Nun schaut man bei der Stammbaumanalyse aber in die Vergangenheit und möchte sehen, wann zwei Allele zu einem verschmelzen, wenn man die Uhr rückwärts laufen lässt. Eine solche Vereinigung heißt Koaleszenz. Betrachtet man zwei verschiedene Allele eines Gens in zwei verschiedenen Individuen und lässt die Mutationsrate außen vor, so kann man vereinfachend eine Wahrscheinlichkeit errechnen, mit der beide Allele aus ein und demselben elterlichen Allel hervorgegangen sind – dann wären die Individuen Geschwister (oder Halbgeschwister). Diese Wahrscheinlichkeit beträgt Eins zu Zwei mal N (1/(2N)), wobei N die Größe der Population ist und „2N“ die Gesamtanzahl der Genkopien in der Population ausdrückt. Je mehr Generationen rückwärts man diese Formel anwendet, desto größer die Wahrscheinlichkeit für ein Koaleszenzereignis. Auch für mehrere Allele eines Gens kann man sich auf diesem Wege statistisch in die Vergangenheit vortasten.
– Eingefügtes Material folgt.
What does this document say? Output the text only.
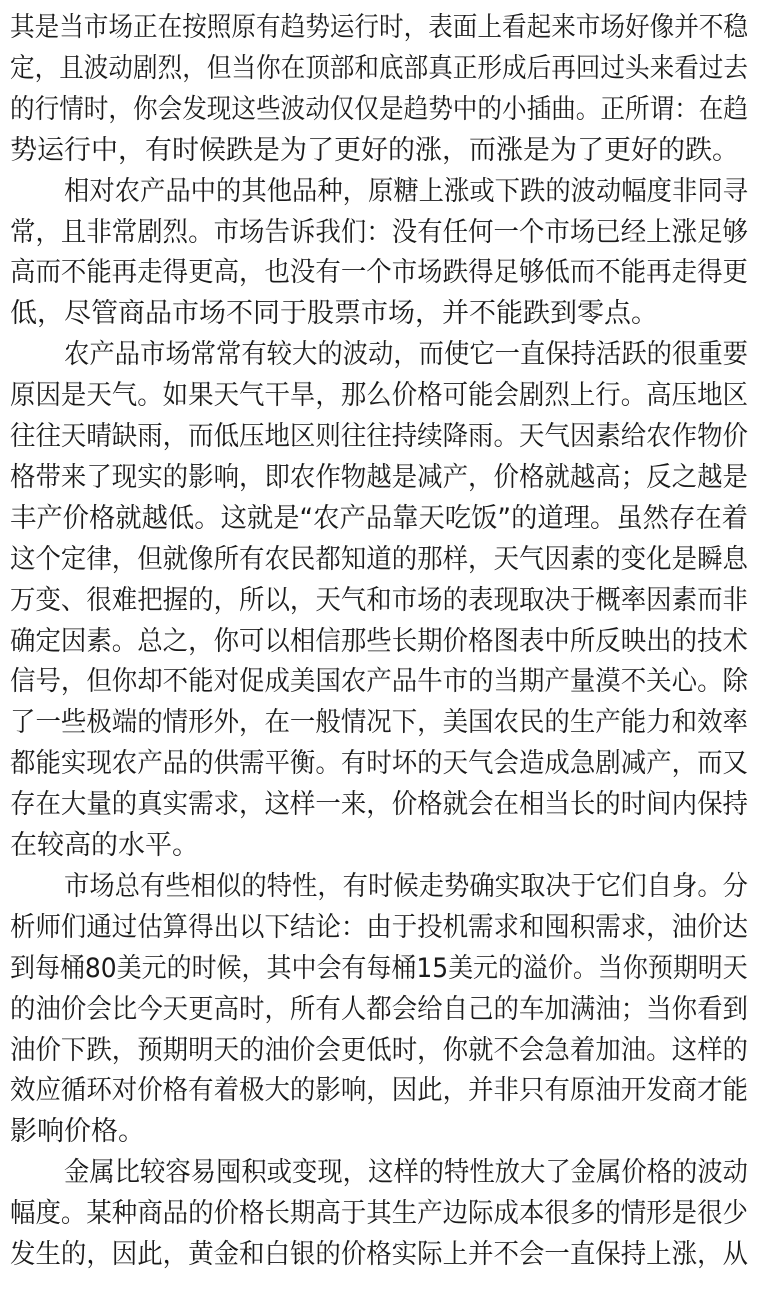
其是当市场正在按照原有趋势运行时，表面上看起来市场好像并不稳

定，且波动剧烈，但当你在顶部和底部真正形成后再回过头来看过去

的行情时，你会发现这些波动仅仅是趋势中的小插曲。正所谓：在趋

势运行中，有时候跌是为了更好的涨，而涨是为了更好的跌。

相对农产品中的其他品种，原糖上涨或下跌的波动幅度非同寻

常，且非常剧烈。市场告诉我们：没有任何一个市场已经上涨足够

高而不能再走得更高，也没有一个市场跌得足够低而不能再走得更

低，尽管商品市场不同于股票市场，并不能跌到零点。

农产品市场常常有较大的波动，而使它一直保持活跃的很重要

原因是天气。如果天气干旱，那么价格可能会剧烈上行。高压地区

往往天晴缺雨，而低压地区则往往持续降雨。天气因素给农作物价

格带来了现实的影响，即农作物越是减产，价格就越高；反之越是

丰产价格就越低。这就是“农产品靠天吃饭”的道理。虽然存在着

这个定律，但就像所有农民都知道的那样，天气因素的变化是瞬息

万变、很难把握的，所以，天气和市场的表现取决于概率因素而非

确定因素。总之，你可以相信那些长期价格图表中所反映出的技术

信号，但你却不能对促成美国农产品牛市的当期产量漠不关心。除

了一些极端的情形外，在一般情况下，美国农民的生产能力和效率

都能实现农产品的供需平衡。有时坏的天气会造成急剧减产，而又

存在大量的真实需求，这样一来，价格就会在相当长的时间内保持

在较高的水平。

市场总有些相似的特性，有时候走势确实取决于它们自身。分

析师们通过估算得出以下结论：由于投机需求和囤积需求，油价达

到每桶80美元的时候，其中会有每桶15美元的溢价。当你预期明天

的油价会比今天更高时，所有人都会给自己的车加满油；当你看到

油价下跌，预期明天的油价会更低时，你就不会急着加油。这样的

效应循环对价格有着极大的影响，因此，并非只有原油开发商才能

影响价格。

金属比较容易囤积或变现，这样的特性放大了金属价格的波动

幅度。某种商品的价格长期高于其生产边际成本很多的情形是很少

发生的，因此，黄金和白银的价格实际上并不会一直保持上涨，从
Damit hat man nun ein mathematisches Instrument für die Arbeit mit genetischem Probenmaterial zur Hand, mit dem sich abschätzen lässt, vor wie vielen Generationen der letzte gemeinsame Vorfahre gelebt hat. Koaleszenzmodelle kann man natürlich weiterentwickeln und beliebig komplex gestalten. So lässt man sinnvollerweise die Mutationsrate mit einfließen, denn es macht ja einen Unterschied, ob sich zwei Allele an einer oder an fünf Basenpositionen unterscheiden. Allen, die in die Mathematik der Koaleszenztheorie einsteigen wollen, ohne gleich auf der ersten Seite von Formeln erschlagen zu werden, sei ein Review von Yun-Xun Fu und Wen-Hsiung Li aus dem Jahre 1999 ans Herz gelegt (Theor. Popul. Biol. 56(1):1-10).

Analyse per Mausklick

Moderne Analysetools berücksichtigen viele weitere Parameter, um unter zahlreichen möglichen Stammbäumen den wahrscheinlichsten auszuwählen. Insbesondere sollen ja nicht bloß Allele eines Gens verglichen werden, sondern im Ideal­fall viele Chromosomenabschnitte unter Berücksichtigung von Rekombinationsereignissen in die Berechnungen miteinfließen.

Dass all dies einmal per Mausklick möglich sein würde, hätten sich die Väter der Koaleszenztheorie damals sicher nicht träumen lassen.